Siggelkow: You’re heading two prizes both linked to literacy. Can you describe those a little bit more?

Kattan: On a day-to-day basis, I have the Adult Literacy XPRIZE. The department in which I work also has under its domain the Global Learning XPRIZE, but somebody else named Emily Church runs that. The Adult Literacy XPRIZE is a $7 million competition to both develop and deploy mobile learning tools for adults who read at or below the equivalent of a third grade level. To give you a sense of what that means, the common saying is, “At that point, you’ve reached the tipping point between learning to read and reading to learn.” We’re talking about people with a very basic level of literacy skills. They lack fluency, and you can imagine the implications of that for someone’s daily life.

The competition starts with, “Let’s do the R&D. Let’s actually develop a product that is going to work and get these adults who lack basic skills to a basic level of literacy in just 12 months.” Once we’ve done that, it’s not sufficient to stop there. We have to make sure that that gets into the hands of as many people as possible.

We have a sister competition called the Communities Competition going on right now. The Communities Competition is basically a competition for organizations throughout the United States to distribute the winning tools from the first phase of the Adult Literacy XPRIZE to as many people as possible in their communities. We think of communities in an open sense; it’s not just local. It could be regional, national, and local. It could be virtual or physical. A community could be a group on Twitter. That, from our perspective, is a community.
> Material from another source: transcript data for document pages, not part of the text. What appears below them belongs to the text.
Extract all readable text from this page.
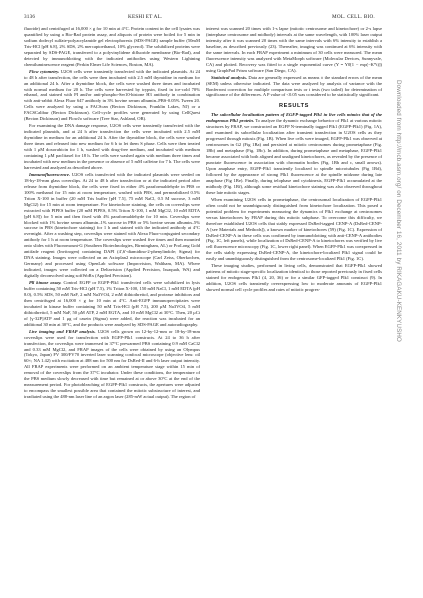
3136	KESHI ET AL.	MOL. CELL. BIO.

fluoride) and centrifuged at 16,000 × g for 10 min at 4°C. Protein content in the cell lysates was quantified by using a Bio-Rad protein assay, and aliquots of protein were boiled for 5 min in sodium dodecyl sulfate-polyacrylamide gel electrophoresis (SDS-PAGE) sample buffer (50mM Tris-HCl [pH 6.8], 2% SDS, 2% mercaptoethanol, 10% glycerol). The solubilized proteins were separated by SDS-PAGE, transferred to a polyvinylidene difluoride membrane (Bio-Rad), and detected by immunoblotting with the indicated antibodies using Western Lightning chemiluminescence reagent (Perkin Elmer Life Sciences, Boston, MA).

Flow cytometry. U2OS cells were transiently transfected with the indicated plasmids. At 24 to 48 h after transfection, the cells were then incubated with 2.5 mM thymidine in medium for an additional 24 h. After a thymidine block, the cells were washed three times and incubated with normal medium for 20 h. The cells were harvested by trypsin, fixed in ice-cold 70% ethanol, and stained with PI and/or anti-phospho-Ser10-histone H3 antibody in combination with anti-rabbit Alexa Fluor 647 antibody in 3% bovine serum albumin–PBS-0.05% Tween 20. Cells were analyzed by using a FACScan (Becton Dickinson, Franklin Lakes, NJ) or a FACSCalibur (Becton Dickinson). Cell-cycle profiles were generated by using CellQuest (Becton Dickinson) and FlowJo software (Tree Star, Ashland, OR).

For examining the DNA damage response, U2OS cells were transiently transfected with the indicated plasmids, and at 24 h after transfection the cells were incubated with 2.5 mM thymidine in medium for an additional 24 h. After the thymidine block, the cells were washed three times and released into new medium for 6 h to let them S phase. Cells were then treated with 1 μM doxorubicin for 1 h, washed with drug-free medium, and incubated with medium containing 1 μM paclitaxel for 18 h. The cells were washed again with medium three times and incubated with new medium in the presence or absence of 5 mM caffeine for 7 h. The cells were harvested and analyzed as described above.

Immunofluorescence. U2OS cells transfected with the indicated plasmids were seeded on 18-by-18-mm glass coverslips. At 24 to 48 h after transfection or at the indicated period after release from thymidine block, the cells were fixed in either 4% paraformaldehyde in PBS or 100% methanol for 15 min at room temperature, washed with PBS, and permeabilized 0.5% Triton X-100 in buffer (20 mM Tris buffer [pH 7.5], 75 mM NaCl, 0.5 M sucrose, 3 mM MgCl2) for 15 min at room temperature. For kinetochore staining, the cells on coverslips were extracted with PIPES buffer (20 mM PIPES, 0.5% Triton X-100, 1 mM MgCl2, 10 mM EDTA [pH 6.8]) for 5 min and then fixed with 4% paraformaldehyde for 10 min. Coverslips were blocked with 1% bovine serum albumin–1% sucrose in PBS or 5% bovine serum albumin–5% sucrose in PBS (kinetochore staining) for 1 h and stained with the indicated antibody at 4°C overnight. After a washing step, coverslips were stained with Alexa Fluor-conjugated secondary antibody for 1 h at room temperature. The coverslips were washed five times and then mounted onto slides with Fluoromount-G (Southern Biotechnologies, Birmingham, AL) or ProLong Gold antifade reagent (Invitrogen) containing DAPI (4',6'-diamidino-2-phenylindole; Sigma) for DNA staining. Images were collected on an Axioplan2 microscope (Carl Zeiss, Oberkochen, Germany) and processed using OpenLab software (Improvision, Waltham, MA). Where indicated, images were collected on a Deltavision (Applied Precision, Issaquah, WA) and digitally deconvolved using softWoRx (Applied Precision).

Pll kinase assay. Control EGFP or EGFP-Plk1 transfected cells were solubilized in lysis buffer containing 50 mM Tris-HCl (pH 7.5), 1% Triton X-100, 150 mM NaCl, 1 mM EDTA (pH 8.0), 0.5% SDS, 50 mM NaF, 2 mM Na3VO4, 2 mM dithiothreitol, and protease inhibitors and then centrifuged at 16,000 × g for 10 min at 4°C. Anti-EGFP immunoprecipitates were incubated in kinase buffer containing 50 mM Tris-HCl (pH 7.5), 200 μM Na3VO4, 5 mM dithiothreitol, 5 mM NaF, 50 μM ATP, 2 mM EGTA, and 10 mM MgCl2 at 30°C. Then, 20 μCi of [γ-32P]ATP and 1 μg of casein (Sigma) were added, the reaction was incubated for an additional 30 min at 30°C, and the products were analyzed by SDS-PAGE and autoradiography.

Live imaging and FRAP analysis. U2OS cells grown on 12-by-12-mm or 18-by-18-mm coverslips were used for transfection with EGFP-Plk1 constructs. At 24 to 36 h after transfection, the coverslips were immersed in 37°C prewarmed PBS containing 0.9 mM CaCl2 and 0.33 mM MgCl2, and FRAP images of the cells were obtained by using an Olympus (Tokyo, Japan) FV 300/FV70 inverted laser scanning confocal microscope (objective lens: oil 60×; NA 1.42) with excitation at 488 nm for 500 nm for DsRed-II and 6-h laser output intensity. All FRAP experiments were performed on an ambient temperature stage within 15 min of removal of the coverslips from the 37°C incubator. Under these conditions, the temperature of the PBS medium slowly decreased with time but remained at or above 30°C at the end of the measurement period. For photobleaching of EGFP-Plk1 constructs, the apertures were adjusted to encompass the smallest possible area that contained the mitotic substructure of interest, and irradiated using the 488-nm laser line of an argon laser (285-mW actual output). The region of

interest was scanned 20 times with 1-s lapse (mitotic centrosome and kinetochore) or 2-s lapse (interphase centrosome and midbody) intervals at the same wavelength, with 100% laser output intensity after it was scanned 20 times with the same intervals with 6% intensity to establish a baseline, as described previously (23). Thereafter, imaging was continued at 6% intensity with the same intervals. In each FRAP experiment a minimum of 30 cells were measured. The mean fluorescence intensity was analyzed with MetaMorph software (Molecular Devices, Sunnyvale, CA) and plotted. Recovery was fitted to a single exponential curve (Y = Y0[1 − exp(−K*t)]) using GraphPad Prism software (San Diego, CA).

Statistical analysis. Data are generally expressed as means ± the standard errors of the mean (SEM) unless otherwise indicated. The data were analyzed by analysis of variance with the Bonferroni correction for multiple comparison tests or t tests (two tailed) for determination of significance of the differences. A P value of <0.05 was considered to be statistically significant.

RESULTS

The subcellular localization pattern of EGFP-tagged Plk1 in live cells mimics that of the endogenous Plk1 protein. To analyze the dynamic exchange behavior of Plk1 at various mitotic structures by FRAP, we constructed an EGFP N-terminally tagged Plk1 (EGFP-Plk1) (Fig. 1A), and examined its subcellular localization after transient transfection in U2OS cells as they progressed through mitosis (Fig. 1B). When live cells were imaged, EGFP-Plk1 was observed at centrosomes in G2 (Fig 1Ba) and persisted at mitotic centrosomes during prometaphase (Fig. 1Bb) and metaphase (Fig. 1Bc). In addition, during prometaphase and metaphase, EGFP-Plk1 became associated with both aligned and unaligned kinetochores, as revealed by the presence of punctate fluorescence in association with chromatin bodies (Fig. 1Bb and c, small arrows). Upon anaphase entry, EGFP-Plk1 transiently localized to spindle microtubules (Fig 1Bd), followed by the appearance of strong Plk1 fluorescence at the spindle midzone during late anaphase (Fig 1Be). Finally, during telophase and cytokinesis, EGFP-Plk1 accumulated at the midbody (Fig. 1Bf), although some residual kinetochore staining was also observed throughout these late mitotic stages.

When examining U2OS cells in prometaphase, the centrosomal localization of EGFP-Plk1 often could not be unambiguously distinguished from kinetochore localization. This posed a potential problem for experiments measuring the dynamics of Plk1 exchange at centrosomes versus kinetochores by FRAP during this mitotic subphase. To overcome this difficulty, we therefore established U2OS cells that stably expressed DsRed-tagged CENP-A (DsRed-CENP-A [see Materials and Methods]), a known marker of kinetochores (59) (Fig. 1C). Expression of DsRed-CENP-A in these cells was confirmed by immunoblotting with anti-CENP-A antibodies (Fig. 1C, left panels), while localization of DsRed-CENP-A to kinetochores was verified by live cell fluorescence microscopy (Fig. 1C, lower right panel). When EGFP-Plk1 was coexpressed in the cells stably expressing DsRed-CENP-A, the kinetochore-localized Plk1 signal could be easily and unambiguously distinguished from the centrosome-localized Plk1 (Fig. 1C).

These imaging studies, performed in living cells, demonstrated that EGFP-Plk1 showed patterns of mitotic stage-specific localization identical to those reported previously in fixed cells stained for endogenous Plk1 (4, 20, 36) or for a similar GFP-tagged Plk1 construct (9). In addition, U2OS cells transiently overexpressing low to moderate amounts of EGFP-Plk1 showed normal cell cycle profiles and rates of mitotic progres-	Downloaded from http://mcb.asm.org/ on December 16, 2011 by RIKAGAKU-KENKYUSHO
We’re really trying to identify the most innovative ways that organizations can reach those learners who are hardest to reach and hardest to teach by making use of these tools.

About Our Guest

Shlomy Kattan is Senior Director of the $7M Barbara Bush Foundation Adult Literacy XPRIZE presented by Dollar General Literacy Foundation. As a former educator, academic, EdTech entrepreneur, and strategy consultant with more than 15 years of experience in both eLearning and traditional education, Dr. Kattan brings a unique ability to bridge the gaps among educational practice, research, technology, and industry. Prior to joining XPRIZE, Dr. Kattan was the Co-Founder & CEO of Kudo Learning, an award-winning EdTech startup developing second language learning tools for preschoolers in Latin America. In this capacity, he led strategy, business development, and investor relations, as well as curriculum design.

Dr. Kattan was previously a Consultant at The Boston Consulting Group, one of the world’s premier strategy consulting firms. At UC Berkeley, he led a group of nine graduate students in founding Berkeley Review of Education, an academic journal dedicated to publishing work on education by scholars and practitioners. Now in its sixth year of publication, BRE has hit the 40,000-reader milestone. Early in his career, Dr. Kattan was National Manager for Ecuador, Panama, and Costa Rica at Wall Street English, the premier provider of English language instruction for individuals and corporate clients around the world. Dr. Kattan earned his PhD in Education from the University of California, Berkeley, where he researched second language and literacy acquisition and was a Wenner-Gren Foundation fellow. Dr. Kattan has lived and worked in the US, Israel, Brazil, Chile, and Ecuador, and speaks seven languages.